A single passive system is larger in size, but more reliable and efficient, and the fan can play a role in situations where passive cooling cannot be used alone. Which system to choose for cooling is often a difficult decision? At this time, it is necessary to determine how much cooling air is needed and how to achieve cooling through modeling and simulation, which is essential for efficient thermal management strategies.
For the miniature model, the heat source and its heat flow path are characterized by their thermal resistance, and the thermal resistance is determined by the material, quality and size used. Modeling shows how heat flows from the heat source and is also the first step in evaluating components that cause thermal accidents due to their own heat dissipation. For example, device suppliers such as high heat dissipation ICs, MOSFETs, and IGBTs usually provide thermal models that can provide details of the thermal path from the heat source to the surface of the device.
Once the thermal load of each component is known, the next step is to model at a macro level, which is both simple and complex: through adjust the size of the airflow through various heat sources to keep its temperature below the allowable limit; Use air temperature, unforced air flow available flow, fan air flow and other factors to perform basic calculations to get a rough idea of temperature conditions.
The next step is to use the model and location of each heat source, PC board, shell surface and other factors to perform more complex modeling of the entire product and its packaging.
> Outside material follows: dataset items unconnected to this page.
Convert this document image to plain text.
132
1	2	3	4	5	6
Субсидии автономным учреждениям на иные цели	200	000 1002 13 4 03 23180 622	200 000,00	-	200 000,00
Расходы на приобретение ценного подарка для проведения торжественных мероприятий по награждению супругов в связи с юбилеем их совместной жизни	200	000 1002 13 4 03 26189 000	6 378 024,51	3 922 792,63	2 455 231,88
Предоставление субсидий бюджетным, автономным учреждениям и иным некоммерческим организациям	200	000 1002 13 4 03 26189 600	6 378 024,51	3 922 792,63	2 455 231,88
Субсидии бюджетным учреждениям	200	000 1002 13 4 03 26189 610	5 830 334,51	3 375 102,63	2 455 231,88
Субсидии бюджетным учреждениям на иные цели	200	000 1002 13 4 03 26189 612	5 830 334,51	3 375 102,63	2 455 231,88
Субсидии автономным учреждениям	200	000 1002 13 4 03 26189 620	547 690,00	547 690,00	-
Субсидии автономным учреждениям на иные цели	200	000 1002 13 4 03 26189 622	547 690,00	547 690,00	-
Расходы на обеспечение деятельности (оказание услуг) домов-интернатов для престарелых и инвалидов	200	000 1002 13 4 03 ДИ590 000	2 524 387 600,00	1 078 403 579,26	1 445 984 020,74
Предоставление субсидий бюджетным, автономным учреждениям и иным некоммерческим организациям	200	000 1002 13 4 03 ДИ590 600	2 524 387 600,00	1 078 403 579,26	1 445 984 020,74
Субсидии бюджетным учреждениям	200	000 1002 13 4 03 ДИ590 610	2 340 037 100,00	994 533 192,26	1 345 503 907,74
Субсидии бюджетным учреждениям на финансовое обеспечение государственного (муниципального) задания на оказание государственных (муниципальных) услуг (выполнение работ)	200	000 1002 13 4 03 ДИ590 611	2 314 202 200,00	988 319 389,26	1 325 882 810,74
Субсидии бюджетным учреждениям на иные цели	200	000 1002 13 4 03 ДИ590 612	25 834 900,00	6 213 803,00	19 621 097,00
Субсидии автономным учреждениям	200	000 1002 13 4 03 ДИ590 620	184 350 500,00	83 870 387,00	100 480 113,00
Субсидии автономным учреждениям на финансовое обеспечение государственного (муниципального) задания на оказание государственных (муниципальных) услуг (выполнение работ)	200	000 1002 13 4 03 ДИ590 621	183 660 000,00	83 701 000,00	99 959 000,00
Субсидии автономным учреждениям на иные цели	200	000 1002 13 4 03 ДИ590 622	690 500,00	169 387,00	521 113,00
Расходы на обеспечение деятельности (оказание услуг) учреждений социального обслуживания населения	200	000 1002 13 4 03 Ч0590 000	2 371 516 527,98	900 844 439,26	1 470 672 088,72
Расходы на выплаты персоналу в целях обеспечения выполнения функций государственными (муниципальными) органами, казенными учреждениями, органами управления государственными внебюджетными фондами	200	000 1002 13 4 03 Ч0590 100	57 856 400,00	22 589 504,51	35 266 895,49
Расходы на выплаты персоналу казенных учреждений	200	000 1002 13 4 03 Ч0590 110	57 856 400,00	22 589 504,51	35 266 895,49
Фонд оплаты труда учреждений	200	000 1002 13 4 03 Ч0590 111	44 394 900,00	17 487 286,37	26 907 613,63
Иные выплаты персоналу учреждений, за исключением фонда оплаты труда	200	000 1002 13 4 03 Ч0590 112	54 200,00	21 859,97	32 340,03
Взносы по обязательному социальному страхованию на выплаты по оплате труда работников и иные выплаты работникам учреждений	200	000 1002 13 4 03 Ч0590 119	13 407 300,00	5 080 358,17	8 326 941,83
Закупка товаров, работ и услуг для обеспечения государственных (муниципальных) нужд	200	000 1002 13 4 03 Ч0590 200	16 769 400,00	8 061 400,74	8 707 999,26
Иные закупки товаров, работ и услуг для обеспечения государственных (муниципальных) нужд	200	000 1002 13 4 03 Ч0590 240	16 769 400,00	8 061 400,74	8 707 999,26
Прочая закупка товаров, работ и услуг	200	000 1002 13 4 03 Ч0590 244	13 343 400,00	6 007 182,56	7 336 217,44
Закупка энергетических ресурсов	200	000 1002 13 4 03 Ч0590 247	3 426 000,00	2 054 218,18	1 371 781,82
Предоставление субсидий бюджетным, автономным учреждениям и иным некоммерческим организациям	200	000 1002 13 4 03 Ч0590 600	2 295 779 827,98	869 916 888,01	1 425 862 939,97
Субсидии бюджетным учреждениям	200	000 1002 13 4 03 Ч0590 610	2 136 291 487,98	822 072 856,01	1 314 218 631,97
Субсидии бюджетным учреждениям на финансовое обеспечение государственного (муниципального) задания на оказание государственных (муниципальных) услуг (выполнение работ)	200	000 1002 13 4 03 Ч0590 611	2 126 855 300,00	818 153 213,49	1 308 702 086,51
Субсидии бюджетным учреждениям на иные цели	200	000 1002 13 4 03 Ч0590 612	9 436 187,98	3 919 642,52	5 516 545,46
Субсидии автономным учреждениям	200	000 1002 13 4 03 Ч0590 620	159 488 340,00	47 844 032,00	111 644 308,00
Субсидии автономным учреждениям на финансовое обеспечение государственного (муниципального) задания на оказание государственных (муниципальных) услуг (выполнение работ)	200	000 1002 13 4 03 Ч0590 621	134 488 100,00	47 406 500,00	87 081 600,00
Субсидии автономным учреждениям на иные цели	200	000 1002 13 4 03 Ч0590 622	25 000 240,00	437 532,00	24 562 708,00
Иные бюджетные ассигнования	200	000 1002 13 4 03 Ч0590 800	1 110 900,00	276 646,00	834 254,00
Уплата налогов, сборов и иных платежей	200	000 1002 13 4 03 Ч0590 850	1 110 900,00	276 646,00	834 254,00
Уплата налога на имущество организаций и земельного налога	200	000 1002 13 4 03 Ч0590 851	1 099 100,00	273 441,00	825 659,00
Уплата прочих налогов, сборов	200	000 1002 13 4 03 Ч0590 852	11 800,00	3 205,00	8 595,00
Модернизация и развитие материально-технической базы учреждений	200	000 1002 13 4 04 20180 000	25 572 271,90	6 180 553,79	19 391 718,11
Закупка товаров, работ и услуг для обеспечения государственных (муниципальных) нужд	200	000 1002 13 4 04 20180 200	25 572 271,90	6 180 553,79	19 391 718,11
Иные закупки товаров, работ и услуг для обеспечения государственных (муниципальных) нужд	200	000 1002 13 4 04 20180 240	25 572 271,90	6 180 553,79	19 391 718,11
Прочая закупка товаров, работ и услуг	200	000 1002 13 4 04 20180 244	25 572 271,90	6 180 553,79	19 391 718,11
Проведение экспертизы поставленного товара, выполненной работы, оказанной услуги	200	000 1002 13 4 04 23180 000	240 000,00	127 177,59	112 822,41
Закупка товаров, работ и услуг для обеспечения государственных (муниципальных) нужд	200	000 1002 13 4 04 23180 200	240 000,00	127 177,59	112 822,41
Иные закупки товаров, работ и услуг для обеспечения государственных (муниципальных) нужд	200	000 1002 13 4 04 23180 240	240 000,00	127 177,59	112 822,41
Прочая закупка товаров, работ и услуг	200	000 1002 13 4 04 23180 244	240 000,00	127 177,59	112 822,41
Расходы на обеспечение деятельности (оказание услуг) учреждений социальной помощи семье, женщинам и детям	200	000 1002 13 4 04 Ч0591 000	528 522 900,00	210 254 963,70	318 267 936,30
Finally, modeling has to solve two problems:
The problem of peak and average dissipation. For example, a steady-state component with a continuous thermal dissipation of 1W and a device with a thermal dissipation of 10W but with a 10% intermittent duty cycle have different thermal effects. That is to say, the average heat dissipation is the same, and the related heat mass and heat flow will produce different heat distribution. Most CFD applications can combine static and dynamic analysis.
The imperfect physical connection between the components and the surface of the miniature model. For example, the physical connection between the top of the IC package and the heat sink. If the connection has a small distance, the thermal resistance of this path will increase, and it is necessary to fill the contact surface with a thermal pad to enhance the thermal conductivity of the path.
Thermal management can reduce the temperature of the components in the power supply and the internal environment, which can extend the service life of the product and improve reliability. But thermal management is an integrated concept, if broken down to the minutiae, it is a huge subject. It involves the trade-offs of size, power, efficiency, weight, reliability, and cost. The priority and constraints of the project must be evaluated.